Here’s an excerpt from Ronnie Pierce’s Book: Memories & Lots Of Love. Ronnie is a local jazz musician who has been on the music scene for many years. He’s well known because he has played with some of the greats. He’s in music books and audio tapes of Seattle’s history, but he wanted to tell this story with me, using songs from the latest CD he recorded.
“Introduction: I Thought About You
Scene: The Panama Hotel, International District, Seattle, WA.
‘The Panama Hotel is one of the oldest landmarks in Seattle, built in 1910 by a Japanese Architecture graduate from the University of Washington, Sabro Ozasa. The hotel is built on a hill and has two adjusted levels matching the decline of the sidewalk. It’s a classic charmer. It was the home for generations of Japanese immigrants, Alaskan fishers, and International Travelers. It has the only remaining Japanese Bathhouse left intact in the United States.’ http://www.panamahotel.net/history.htm
Ame (my daughter) took clarinet lessons from Ronnie when she was a kid and went out on jazz gigs as his singer when she was a teenager. Today, she’s a classically trained opera singer crafting her music and singing all over the world. We’re meeting Ronnie today at The Panama Hotel to start the storytelling process of Ronnie’s life. We park on the downward side of the hill.
We get out of the car and walk towards the hotel. I want to run down the hill, but I remember I’m an adult, so I don’t. I get to the steps of the cafe and open the door and feel the history and nostalgia like I’m in a scene as mysterious, romantic and glamorous as a Golden Hollywood Film.
I breathe in this unknown recollection of feelings evoked from such a movie set and walk onto beautiful, old wooden floors. I feel the many untold secrets I’ll never know.
I cozy up to the bar which is a piece of wood that has amazing, elegant lines to touch. I order coffee for Ame and me and linger with my hand holding onto this piece of wood that might have been one of the original trees felled for this hotel during Seattle’s beginning urban development.

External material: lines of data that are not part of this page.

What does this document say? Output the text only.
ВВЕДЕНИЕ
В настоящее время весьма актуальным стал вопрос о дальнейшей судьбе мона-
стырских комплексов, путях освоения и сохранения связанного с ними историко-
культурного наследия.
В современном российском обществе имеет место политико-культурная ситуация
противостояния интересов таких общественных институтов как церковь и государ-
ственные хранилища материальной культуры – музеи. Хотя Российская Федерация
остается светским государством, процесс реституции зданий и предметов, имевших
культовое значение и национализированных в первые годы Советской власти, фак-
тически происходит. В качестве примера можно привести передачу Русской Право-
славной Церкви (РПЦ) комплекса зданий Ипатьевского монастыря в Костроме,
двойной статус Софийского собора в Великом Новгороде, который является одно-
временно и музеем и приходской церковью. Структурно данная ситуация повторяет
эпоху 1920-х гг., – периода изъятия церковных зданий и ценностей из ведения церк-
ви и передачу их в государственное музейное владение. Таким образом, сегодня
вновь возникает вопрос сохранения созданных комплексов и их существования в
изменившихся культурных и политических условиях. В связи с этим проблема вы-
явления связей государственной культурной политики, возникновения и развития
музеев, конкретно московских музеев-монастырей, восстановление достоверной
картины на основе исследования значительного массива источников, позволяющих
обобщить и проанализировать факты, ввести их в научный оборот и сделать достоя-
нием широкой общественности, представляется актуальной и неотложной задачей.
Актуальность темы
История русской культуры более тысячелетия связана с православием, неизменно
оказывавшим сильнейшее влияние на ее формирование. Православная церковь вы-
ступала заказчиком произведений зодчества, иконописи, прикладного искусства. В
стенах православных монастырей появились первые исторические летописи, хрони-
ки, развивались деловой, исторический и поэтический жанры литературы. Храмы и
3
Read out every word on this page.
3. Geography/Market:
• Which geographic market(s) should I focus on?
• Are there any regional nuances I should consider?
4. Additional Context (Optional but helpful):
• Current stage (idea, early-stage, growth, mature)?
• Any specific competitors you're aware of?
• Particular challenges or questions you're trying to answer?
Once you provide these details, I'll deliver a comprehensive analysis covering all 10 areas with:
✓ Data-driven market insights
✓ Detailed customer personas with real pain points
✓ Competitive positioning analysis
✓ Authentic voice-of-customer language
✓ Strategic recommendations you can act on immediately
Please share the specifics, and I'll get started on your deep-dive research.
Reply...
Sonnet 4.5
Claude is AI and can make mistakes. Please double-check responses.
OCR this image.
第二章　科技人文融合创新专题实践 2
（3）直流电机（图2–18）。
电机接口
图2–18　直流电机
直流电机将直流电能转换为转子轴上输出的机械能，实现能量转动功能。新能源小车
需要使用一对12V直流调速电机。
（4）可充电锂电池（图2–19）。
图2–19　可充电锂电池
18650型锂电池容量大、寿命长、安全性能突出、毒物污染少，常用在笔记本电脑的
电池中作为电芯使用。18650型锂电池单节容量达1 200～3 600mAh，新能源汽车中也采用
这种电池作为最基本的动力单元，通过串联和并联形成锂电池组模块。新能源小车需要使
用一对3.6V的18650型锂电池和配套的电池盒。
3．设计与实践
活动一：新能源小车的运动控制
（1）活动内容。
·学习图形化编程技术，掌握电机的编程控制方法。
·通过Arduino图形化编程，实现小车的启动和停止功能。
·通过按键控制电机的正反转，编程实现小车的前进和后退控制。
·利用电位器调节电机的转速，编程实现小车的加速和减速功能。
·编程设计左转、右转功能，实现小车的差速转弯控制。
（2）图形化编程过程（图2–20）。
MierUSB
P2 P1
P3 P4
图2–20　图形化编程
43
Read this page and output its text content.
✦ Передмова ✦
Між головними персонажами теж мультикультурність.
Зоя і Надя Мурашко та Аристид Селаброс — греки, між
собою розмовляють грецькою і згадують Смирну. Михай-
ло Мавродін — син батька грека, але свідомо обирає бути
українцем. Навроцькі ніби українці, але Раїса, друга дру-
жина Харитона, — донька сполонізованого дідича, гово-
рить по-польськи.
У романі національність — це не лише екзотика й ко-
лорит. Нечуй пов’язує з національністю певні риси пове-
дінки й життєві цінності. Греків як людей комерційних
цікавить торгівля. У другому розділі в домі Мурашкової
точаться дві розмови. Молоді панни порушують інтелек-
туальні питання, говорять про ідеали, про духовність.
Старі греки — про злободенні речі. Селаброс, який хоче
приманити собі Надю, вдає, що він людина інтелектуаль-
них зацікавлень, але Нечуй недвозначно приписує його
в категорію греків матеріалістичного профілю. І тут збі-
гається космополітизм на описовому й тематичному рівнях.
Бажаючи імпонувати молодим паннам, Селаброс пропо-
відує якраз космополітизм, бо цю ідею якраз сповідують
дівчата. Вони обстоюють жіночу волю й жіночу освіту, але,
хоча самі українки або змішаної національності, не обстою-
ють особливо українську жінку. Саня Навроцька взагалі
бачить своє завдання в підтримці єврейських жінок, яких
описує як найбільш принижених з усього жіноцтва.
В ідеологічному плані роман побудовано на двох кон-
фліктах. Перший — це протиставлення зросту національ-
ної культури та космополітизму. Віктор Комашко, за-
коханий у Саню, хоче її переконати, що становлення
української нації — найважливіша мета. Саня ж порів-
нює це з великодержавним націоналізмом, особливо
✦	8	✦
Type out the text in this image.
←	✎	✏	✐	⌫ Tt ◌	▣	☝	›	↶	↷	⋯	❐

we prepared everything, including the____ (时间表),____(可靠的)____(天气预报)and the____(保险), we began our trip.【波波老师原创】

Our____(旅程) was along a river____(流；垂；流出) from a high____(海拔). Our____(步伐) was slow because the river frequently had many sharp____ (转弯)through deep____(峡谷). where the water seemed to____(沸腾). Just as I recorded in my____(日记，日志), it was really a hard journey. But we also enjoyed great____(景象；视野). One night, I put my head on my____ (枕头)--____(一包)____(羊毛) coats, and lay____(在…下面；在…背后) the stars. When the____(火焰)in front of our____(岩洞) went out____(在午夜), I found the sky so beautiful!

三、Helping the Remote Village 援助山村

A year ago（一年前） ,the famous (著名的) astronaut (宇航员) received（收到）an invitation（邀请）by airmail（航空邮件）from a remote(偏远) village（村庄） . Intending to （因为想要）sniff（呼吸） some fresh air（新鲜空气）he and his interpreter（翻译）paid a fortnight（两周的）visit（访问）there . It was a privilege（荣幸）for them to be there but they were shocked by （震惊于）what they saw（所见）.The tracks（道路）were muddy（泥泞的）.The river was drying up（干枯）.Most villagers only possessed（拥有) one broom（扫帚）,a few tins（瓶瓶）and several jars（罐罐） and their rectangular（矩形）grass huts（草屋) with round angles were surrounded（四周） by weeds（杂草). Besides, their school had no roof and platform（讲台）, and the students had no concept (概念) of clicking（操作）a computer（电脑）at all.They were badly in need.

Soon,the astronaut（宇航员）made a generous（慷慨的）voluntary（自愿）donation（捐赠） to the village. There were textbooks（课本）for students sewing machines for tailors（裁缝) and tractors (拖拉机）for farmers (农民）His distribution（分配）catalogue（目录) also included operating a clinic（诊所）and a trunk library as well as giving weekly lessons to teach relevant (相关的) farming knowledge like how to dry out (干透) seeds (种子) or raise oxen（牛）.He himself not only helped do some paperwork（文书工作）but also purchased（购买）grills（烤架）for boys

The Asian man at the register knows Ronnie and says he’ll bring our drinks to the lower level when he finishes making them. There is no hurry. I am in no rush to leave. In fact, I mean to stay awhile. I see people at tables with their laptops as I see at Starbucks, but Starbucks can’t come close to this aged hundred and seventeen years of created ambiance.
As if on cue, Ame and I hear music as we step downstairs to meet Ronnie. Is that real classical music playing? It sure is as we pass the young man who is playing on an upright piano. We push aside chairs and go around the library table and make our way to Ronnie who is sitting at a cafe table kiddy corner from this piano playing man. And the invisible camera rolls for our recorded storytelling session.
It’s been three or four years since I’ve last seen Ronnie. Was it at one of our Thanksgivings, the Latona Pub or Tula’s Jazz Club? Where has the time gone? His band members started dying so maybe that was the disconnect, or the Latona lost its charm with Don’s murder or when Ame went to Australia for over a year, and I lost my singer and my need for music. These memories rewind, and I edit them to ease the pain of my timeline. I see Ronnie and smile.
Ronnie’s much thinner from when I last saw him and a maternal instinct reaches out from me to want to fatten him up a bit, maybe like the witch in Hansel and Gretel but no, Ronnie is his unique, fairytale and he’ll be okay no matter what happens to him. I love this man. He’s exuberance itself, talented, delightful, and kind; excited all the time but quietly and calmly. His breath is calm. You know it has to be if he blows the wind and mouth instruments he knows how to play. I’ve known him for over fifteen years, and I can’t get over the fact how timeless he is. Yes, I see his body aging, I see the physical decline, but his heart and soul are ever present.”